[Immersion of Blue Pigments in Water]
Name: Carl Garris
Date and Time:
2017.[December].[11]
Location: Making and Knowing Lab
Subject: Immersion of Blue Pigments in Water
The author practitioner states that prepared
azur desmail pigments prepared in oil, when immersed in water, would return to their natural state. Our hypothesis was that the "return to natural state" meant that the pigment would separate from the oil. We prepared two sets of beakers--in the bottom of each we prepared a small (unmeasured) amount of paint from Kremer azurite, lapis lazuli, smalt, and verditer and walnut oil. We made sure to use separate paint brushes for each paint so as to avoid cross contamination. We prepared the second set of beakers as the methodological problems of mixing when the entry did not instruct mixing only occurred to us after completing the mixing in the first set.
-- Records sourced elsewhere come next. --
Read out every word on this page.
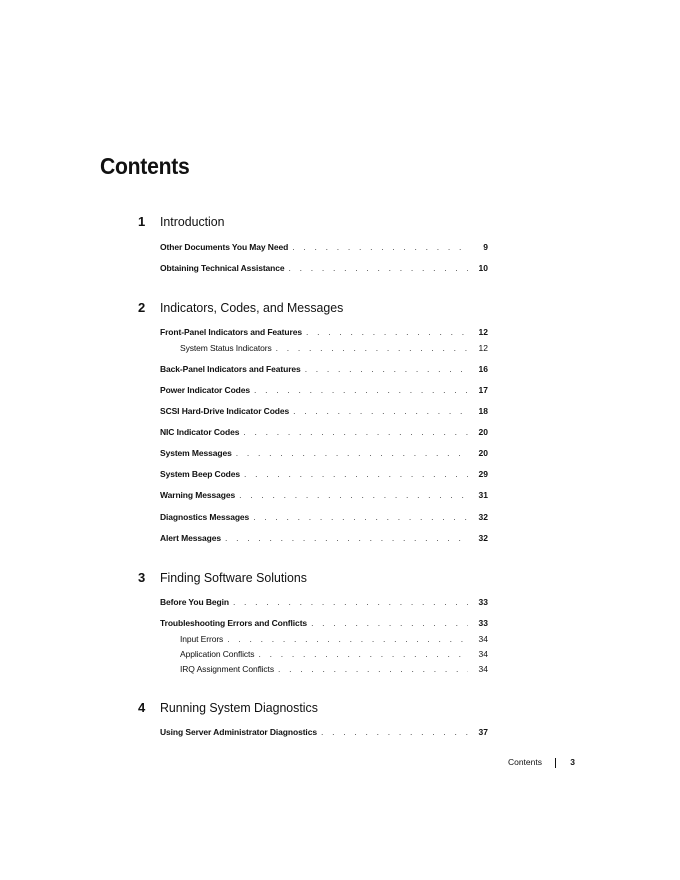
Contents
1	Introduction
Other Documents You May Need . . .	9
Obtaining Technical Assistance . . .	10
2	Indicators, Codes, and Messages
Front-Panel Indicators and Features . . .	12
System Status Indicators . . .	12
Back-Panel Indicators and Features . . .	16
Power Indicator Codes . . .	17
SCSI Hard-Drive Indicator Codes . . .	18
NIC Indicator Codes . . .	20
System Messages . . .	20
System Beep Codes . . .	29
Warning Messages . . .	31
Diagnostics Messages . . .	32
Alert Messages . . .	32
3	Finding Software Solutions
Before You Begin . . .	33
Troubleshooting Errors and Conflicts . . .	33
Input Errors . . .	34
Application Conflicts . . .	34
IRQ Assignment Conflicts . . .	34
4	Running System Diagnostics
Using Server Administrator Diagnostics . . .	37
Contents	3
After mixing each paint, we filled each beaker with water. In the first set of beakers, we then mixed the liquid with a paint brush vigorously for a few minutes. In the second set of beakers, we allowed the liquid to sit. In all cases, the first set scattered the pigment into globules of pigment-tinted oil suspended in water (with one large globule at the bottom), whereas the second case resulted in an oil film on the bottom filled with pigment. The only major exception was the unmixed smalt paint in water, which slowly produced globules that rose to the top of the water. Some oil, at least, separated to the top in every beaker. From these results, it seems impossible to conclude anything about which pigment might have "returned to its natural state."
Date and Time:
2017.[December].[18]
Location: Making and Knowing Lab
Subject: Immersion of Blue Pigments in Water
We returned to examine the beakers, but they had begun to grow mold. We therefore cleaned up the experiment and took no further observations.